We know you’re familiar with the feel-good benefits of vegetables – fiber, antioxidant vitamins, potassium, etc., – so we won’t go into that. Instead, we’ll look at the challenges of those oft-heard groans: “I don’t like them;” “My family won’t eat them;” “They take too much time to prepare!” Does this sound familiar?
Notching Up the Taste
At the heart of many of these complaints is the simple fact that most people think they don’t like the taste of veggies. But these ideas might amaze and delight even the most die-hard vegetable haters among us.
- Toss steamed or microwaved broccoli, green beans, asparagus or spinach with a little extra virgin olive oil and experiment by adding one or more of these options:
- A splash of balsamic vinegar or lemon juice
- Sprinkle with fresh herbs such as thyme, basil or mint
- Top with chopped, toasted walnuts, almond, pecans or sunflower seeds
- Crumble a bit of gorgonzola, goat cheese or parmesan cheese
- Marinate vegetables like broccoli, green beans or asparagus with a basic marinade. For example, in a small container or jar, mix or shake ¼ cup lemon juice, ¼ cup olive oil, 3 medium cloves of garlic, chopped. Toss with fresh herbs; add thinly sliced pears, apples or fresh orange sections. Sprinkle with toasted nuts for a great alternative to the basic green salad.

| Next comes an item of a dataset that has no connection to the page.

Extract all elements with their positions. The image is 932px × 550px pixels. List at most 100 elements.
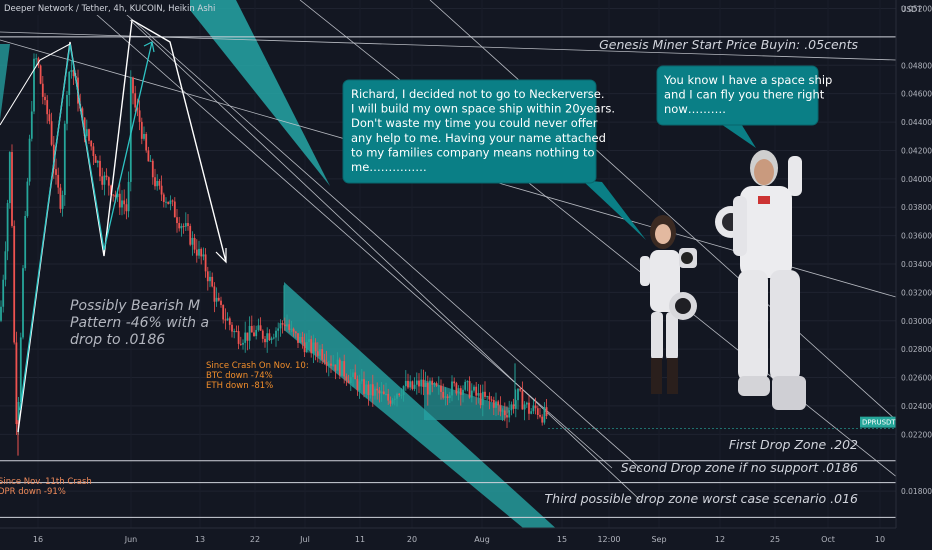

- Grill almost any vegetable to produce a tasty version you can serve right away or at room temperature. Just toss your chosen veggie in a little olive oil and sprinkle with lemon pepper, then grill according to the grilling guide.
Even the lowly beet can be great when grilled. Brush thick slices of a cooked (roasted or microwaved) beet with oil and grill 2-3 minutes. Immediately top with crumbled gorgonzola, salt and pepper to taste. Delicious!
- Stir-fry vegetables such as broccoli, snow peas, onions, peppers, cabbage, mushrooms, asparagus, green beans – even pre-packaged frozen mixed vegetables.
Heat a wok or large skillet over medium heat; add 1 tablespoon of oil, 1 tablespoon chopped garlic or chopped green onions, 1 teaspoon of finely chopped ginger root and 3-4 cups of vegetables. Sauté briefly; add 1 cup broth and cook until liquid evaporates. Stir in a 1 tablespoon of light soy sauce and serve.
- Roast root vegetables such as white or sweet potatoes, yams, winter squash, turnips and parsnips for a truly special treat. Preheat oven to 400 degrees. Toss cut-up vegetables with a small amount of olive oil and place in a roasting pan. Sprinkle with a little chopped garlic and top with herbs such as rosemary or thyme. Season with salt and pepper. Bake 40 minutes to an hour, stirring occasionally, until vegetables are golden brown and crisp.
- Soup is a great vehicle for veggies. Puree carrots, winter squash, or green vegetables such as spinach or asparagus for a luscious lunch or appetizer. For example, try the Butternut Squash-Apple Cider Soup in our other recipes.
All those leftover vegetables in the frig can make for a delicious soup, too. Or add them to canned soups as a way to make them tastier and more nutritious.